Fue en esta travesía del desierto en materia de defensa nacional, cuando se tuvo que recurrir a la llamada de la denominada cultura de defensa. Algunos políticos, no todos, advirtieron que el excesivo “pacifismo” que acompañaba a la transformación conceptual de la defensa estaba suponiendo un abandono o, mejor dicho, un desentendimiento de la sociedad sobre los asuntos de la defensa. La competición estratégica de que China y Rusia (y sus aliados) enfrentaban a los EE. UU. a comienzo de este siglo hacían ya presagiar un evidente cambio en la geopolítica mundial. Pero nuestro país seguía sin reaccionar, y desaprovechó el relato de defensa nacional de la nueva Ley 5/2005 para incorporar nociones como la necesidad de “conciencia” en vez de “cultura de defensa”.
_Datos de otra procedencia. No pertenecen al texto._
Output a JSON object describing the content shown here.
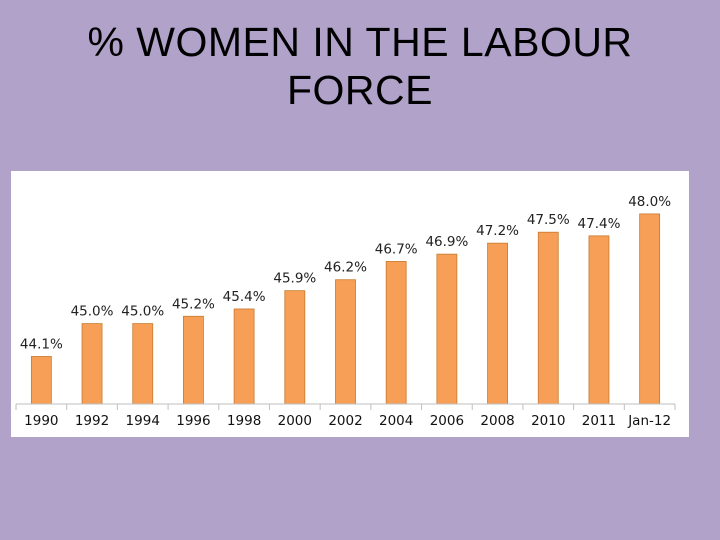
{
  "slide": {
    "title_line1": "% WOMEN IN THE LABOUR",
    "title_line2": "FORCE"
  },
  "colors": {
    "background": "#b1a2c9",
    "bar_fill": "#f79f56",
    "panel": "#ffffff"
  },
  "chart_data": {
    "type": "bar",
    "categories": [
      "1990",
      "1992",
      "1994",
      "1996",
      "1998",
      "2000",
      "2002",
      "2004",
      "2006",
      "2008",
      "2010",
      "2011",
      "Jan-12"
    ],
    "values": [
      44.1,
      45.0,
      45.0,
      45.2,
      45.4,
      45.9,
      46.2,
      46.7,
      46.9,
      47.2,
      47.5,
      47.4,
      48.0
    ],
    "data_labels": [
      "44.1%",
      "45.0%",
      "45.0%",
      "45.2%",
      "45.4%",
      "45.9%",
      "46.2%",
      "46.7%",
      "46.9%",
      "47.2%",
      "47.5%",
      "47.4%",
      "48.0%"
    ],
    "title": "",
    "xlabel": "",
    "ylabel": "",
    "ylim": [
      42.8,
      48.6
    ],
    "grid": false,
    "legend": "none"
  }
}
Agotado el ciclo de la ley
Además, con la nueva ley, el legislador no dudó en modificar el texto sobre el concepto de defensa nacional que venía sorprendentemente alargándose en el tiempo desde la ley de 1980, pasando exclusivamente a expresar su “finalidad”. Se hurtaba lo “qué es” la defensa nacional con un nuevo “para qué sirve”, huyendo sin duda del articulado de la antigua ley en la que vocablos como “fuerzas morales”, “nación”, “cualquier forma de agresión” o “todos los españoles” rechinaban seguramente con los nuevos tiempos en los que el tratamiento de los asuntos militares parecía necesitar un nuevo enfoque que huyese de la militarización de los asuntos de la defensa.
Pero hoy en 2025, veinte años después de su promulgación, la historia ha agotado el ciclo de la actual Ley de Defensa Nacional. Una simple lectura de su exposición de motivos hace ver lo atemporal de su planteamiento en la actualidad, lejos de la realidad geopolítica que inexorablemente nos desborda. Son ya numerosas las voces que plantean una urgente revisión de la defensa en nuestro país, que siente unas bases sólidas para su adecuada dotación y lo suficientemente independiente para establecer una escala de prioridades acorde con el futuro inmediato que se avecina.